UK Economy: Does Ed Balls Have a Credible Alternative? Reuters

Shadow chancellor Ed Balls has reviled his five-point plan to help bolster the UK's stagnate economy, including tax breaks to home owners and small businesses.

Speaking at the Labour conference in Liverpool, Balls announced his plans to slash VAT to 5% for home improvements and repairs for a year and to introduce a 12-month national insurance break for small businesses taking on new workers.

He also reaffirmed previous proposals to revers January's VAT from 17.5% to 20% and promised a return of the banker bonus tax - and using "the money to build 25,000 affordable homes and guarantee a job for 100,000 young people"

He also said how the government should bring forward long term investment projects covering schools roads and transport to help create jobs.

A one-year national insurance break for every small firm which takes on extra workers could be funded by money left over from the government's "failed" NI rebate for new businesses, he said.

"Five immediate steps the government could take tomorrow - and if they do so, we will back them," said Mr Balls.

"Call it Plan A-plus. Call it Plan B. Call it Plan C. I don't care want they call it - Britain just needs a plan that works."

In his first speech as Shadow Chancellor, Mr Balls acknowledged that Labour has a fight on their hands to restore public confidence on its credibility on the economy, after the bank crisis which happened under Gordon Brown.

Mr Balls admits that there had been "mistakes" by the Labour government with regards to the economy, giving examples such as Eastern European immigration and banking regulation and that they "didn't spend every pound of public money well".

But he also launched an attack on the current coalition cuts, which he claims are ruining the countries' change of recovery and denying that Labour had been "profligate".

Balls said: "Don't let anyone tell you that a Labour government was profligate with public money. When we went into the crisis with lower national debt than we inherited in 1997, and lower than America, France, Germany and Japan.

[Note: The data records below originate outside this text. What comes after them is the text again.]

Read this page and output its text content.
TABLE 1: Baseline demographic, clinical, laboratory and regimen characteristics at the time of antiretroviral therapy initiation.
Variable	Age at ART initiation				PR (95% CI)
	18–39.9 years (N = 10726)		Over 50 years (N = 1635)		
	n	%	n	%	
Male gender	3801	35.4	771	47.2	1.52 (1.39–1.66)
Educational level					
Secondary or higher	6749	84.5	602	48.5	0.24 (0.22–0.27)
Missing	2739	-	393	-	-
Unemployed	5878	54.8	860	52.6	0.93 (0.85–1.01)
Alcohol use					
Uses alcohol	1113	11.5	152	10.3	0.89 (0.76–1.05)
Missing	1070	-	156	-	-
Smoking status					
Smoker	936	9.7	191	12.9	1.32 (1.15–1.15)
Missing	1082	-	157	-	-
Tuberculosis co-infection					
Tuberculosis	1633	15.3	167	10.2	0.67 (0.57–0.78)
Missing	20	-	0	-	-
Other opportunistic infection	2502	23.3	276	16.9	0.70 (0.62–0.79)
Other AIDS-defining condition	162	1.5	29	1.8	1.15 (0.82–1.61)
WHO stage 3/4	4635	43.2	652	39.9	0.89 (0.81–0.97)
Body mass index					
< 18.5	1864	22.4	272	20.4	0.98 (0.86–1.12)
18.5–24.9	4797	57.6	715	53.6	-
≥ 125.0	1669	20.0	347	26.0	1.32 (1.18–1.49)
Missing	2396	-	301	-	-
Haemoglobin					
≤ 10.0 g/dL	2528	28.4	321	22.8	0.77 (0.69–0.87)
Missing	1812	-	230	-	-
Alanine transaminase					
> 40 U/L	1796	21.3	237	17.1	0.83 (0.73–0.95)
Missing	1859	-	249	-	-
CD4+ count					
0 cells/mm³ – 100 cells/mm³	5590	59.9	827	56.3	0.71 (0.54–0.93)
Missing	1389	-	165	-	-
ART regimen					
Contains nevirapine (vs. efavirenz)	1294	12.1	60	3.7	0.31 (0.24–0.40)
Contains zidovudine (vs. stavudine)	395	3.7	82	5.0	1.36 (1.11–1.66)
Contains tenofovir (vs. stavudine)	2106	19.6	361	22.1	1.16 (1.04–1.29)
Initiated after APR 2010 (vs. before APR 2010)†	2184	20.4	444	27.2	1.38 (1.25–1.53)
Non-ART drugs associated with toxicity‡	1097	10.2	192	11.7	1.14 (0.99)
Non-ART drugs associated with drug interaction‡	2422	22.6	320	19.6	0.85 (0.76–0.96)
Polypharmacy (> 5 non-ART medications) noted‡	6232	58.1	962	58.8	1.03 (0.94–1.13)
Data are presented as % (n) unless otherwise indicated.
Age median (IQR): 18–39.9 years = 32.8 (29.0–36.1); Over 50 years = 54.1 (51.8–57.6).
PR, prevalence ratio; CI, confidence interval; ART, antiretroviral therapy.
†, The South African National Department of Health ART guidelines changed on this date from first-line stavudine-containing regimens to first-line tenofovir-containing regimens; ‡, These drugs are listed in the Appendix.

Don't let anyone say it was the public spending on public services here in Britain which caused the global financial crisis."

But he added: "We did not get everything right, we made mistakes... the 75p pension rise, we did not do enough to get all employers to train, we should have adopted tougher controls on migration from Eastern Europe, we did not spend every pound of public money well. And yes we did not regulate the banks toughly enough and stop their gross irresponsibility."

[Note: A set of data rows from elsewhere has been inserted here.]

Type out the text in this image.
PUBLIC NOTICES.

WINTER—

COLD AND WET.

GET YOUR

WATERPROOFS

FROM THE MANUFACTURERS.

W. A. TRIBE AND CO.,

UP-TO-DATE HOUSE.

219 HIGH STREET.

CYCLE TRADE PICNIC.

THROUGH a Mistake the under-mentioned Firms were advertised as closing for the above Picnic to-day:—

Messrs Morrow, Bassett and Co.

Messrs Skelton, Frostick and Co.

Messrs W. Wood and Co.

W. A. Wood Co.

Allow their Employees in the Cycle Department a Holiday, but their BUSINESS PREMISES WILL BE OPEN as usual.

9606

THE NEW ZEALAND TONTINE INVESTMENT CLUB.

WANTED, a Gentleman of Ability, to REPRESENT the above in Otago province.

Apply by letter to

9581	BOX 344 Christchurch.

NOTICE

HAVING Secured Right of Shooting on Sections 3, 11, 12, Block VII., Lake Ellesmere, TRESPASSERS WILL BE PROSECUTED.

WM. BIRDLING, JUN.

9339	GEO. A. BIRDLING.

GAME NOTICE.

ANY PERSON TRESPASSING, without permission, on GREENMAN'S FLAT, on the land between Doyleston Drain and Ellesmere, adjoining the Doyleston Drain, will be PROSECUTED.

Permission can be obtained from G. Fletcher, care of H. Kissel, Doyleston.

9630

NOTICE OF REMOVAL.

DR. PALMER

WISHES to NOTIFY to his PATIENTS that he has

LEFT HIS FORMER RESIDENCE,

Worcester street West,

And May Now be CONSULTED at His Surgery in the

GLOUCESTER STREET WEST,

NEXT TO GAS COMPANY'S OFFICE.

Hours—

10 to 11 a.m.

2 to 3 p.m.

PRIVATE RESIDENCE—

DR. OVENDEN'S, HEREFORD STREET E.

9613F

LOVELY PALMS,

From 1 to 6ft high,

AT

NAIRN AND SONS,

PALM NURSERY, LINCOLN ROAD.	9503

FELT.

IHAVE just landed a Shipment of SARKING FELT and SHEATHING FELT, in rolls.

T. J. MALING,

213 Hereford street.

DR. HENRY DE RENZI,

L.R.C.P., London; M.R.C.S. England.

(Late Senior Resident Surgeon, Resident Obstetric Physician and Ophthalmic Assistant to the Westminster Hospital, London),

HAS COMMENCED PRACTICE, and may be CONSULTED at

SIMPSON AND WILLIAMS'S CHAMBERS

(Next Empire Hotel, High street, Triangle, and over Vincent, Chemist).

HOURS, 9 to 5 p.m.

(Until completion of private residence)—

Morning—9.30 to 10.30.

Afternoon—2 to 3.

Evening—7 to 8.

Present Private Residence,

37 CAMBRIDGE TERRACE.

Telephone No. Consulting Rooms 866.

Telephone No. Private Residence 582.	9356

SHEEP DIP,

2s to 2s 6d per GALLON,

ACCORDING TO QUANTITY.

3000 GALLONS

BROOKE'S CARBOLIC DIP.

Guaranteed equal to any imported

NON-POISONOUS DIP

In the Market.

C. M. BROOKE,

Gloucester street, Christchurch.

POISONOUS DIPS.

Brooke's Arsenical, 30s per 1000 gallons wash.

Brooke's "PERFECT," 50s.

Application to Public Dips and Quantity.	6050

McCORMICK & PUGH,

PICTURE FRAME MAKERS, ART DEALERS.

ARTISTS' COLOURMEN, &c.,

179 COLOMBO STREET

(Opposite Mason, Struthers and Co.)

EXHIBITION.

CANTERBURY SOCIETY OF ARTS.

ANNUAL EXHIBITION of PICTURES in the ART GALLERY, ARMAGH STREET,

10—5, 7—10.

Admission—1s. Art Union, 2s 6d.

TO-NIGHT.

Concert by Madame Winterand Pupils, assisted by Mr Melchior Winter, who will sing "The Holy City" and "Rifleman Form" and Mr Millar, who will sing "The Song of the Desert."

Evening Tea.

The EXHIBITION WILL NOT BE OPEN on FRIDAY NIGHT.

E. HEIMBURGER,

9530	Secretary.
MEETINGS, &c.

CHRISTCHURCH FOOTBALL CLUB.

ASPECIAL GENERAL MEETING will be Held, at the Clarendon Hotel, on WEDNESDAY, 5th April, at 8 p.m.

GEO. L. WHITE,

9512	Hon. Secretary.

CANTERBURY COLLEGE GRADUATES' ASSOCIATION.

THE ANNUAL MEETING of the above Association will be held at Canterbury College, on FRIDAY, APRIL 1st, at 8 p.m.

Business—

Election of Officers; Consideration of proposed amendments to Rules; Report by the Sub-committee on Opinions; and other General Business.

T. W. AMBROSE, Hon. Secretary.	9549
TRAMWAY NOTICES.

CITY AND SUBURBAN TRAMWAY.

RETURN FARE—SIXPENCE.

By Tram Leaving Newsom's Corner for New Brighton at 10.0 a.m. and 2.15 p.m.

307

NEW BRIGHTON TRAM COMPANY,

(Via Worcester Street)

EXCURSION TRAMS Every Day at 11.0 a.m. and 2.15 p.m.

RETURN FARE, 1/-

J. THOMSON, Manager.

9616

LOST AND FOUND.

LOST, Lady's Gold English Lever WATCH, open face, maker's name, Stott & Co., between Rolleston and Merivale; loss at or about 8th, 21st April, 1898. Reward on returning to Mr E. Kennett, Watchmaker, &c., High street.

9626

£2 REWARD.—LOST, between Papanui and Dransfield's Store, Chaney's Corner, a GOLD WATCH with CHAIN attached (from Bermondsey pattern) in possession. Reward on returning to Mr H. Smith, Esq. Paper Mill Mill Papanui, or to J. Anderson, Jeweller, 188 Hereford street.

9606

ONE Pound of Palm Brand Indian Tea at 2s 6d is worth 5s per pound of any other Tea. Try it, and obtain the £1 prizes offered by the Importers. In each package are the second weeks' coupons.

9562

Mr Balls also said that David Cameron and George Osborne had "the wrong prescription" for the current economic crisis, which was the "most serious in my lifetime" and he accused the coalition government of making "reckless, ideological, unfair" spending cuts which had cost jobs and left the economy stalling.

"The Government must adopt a steadier, more balanced plan to get our deficit down and take immediate action now to support the economy and create jobs here in Britain," said Mr Balls.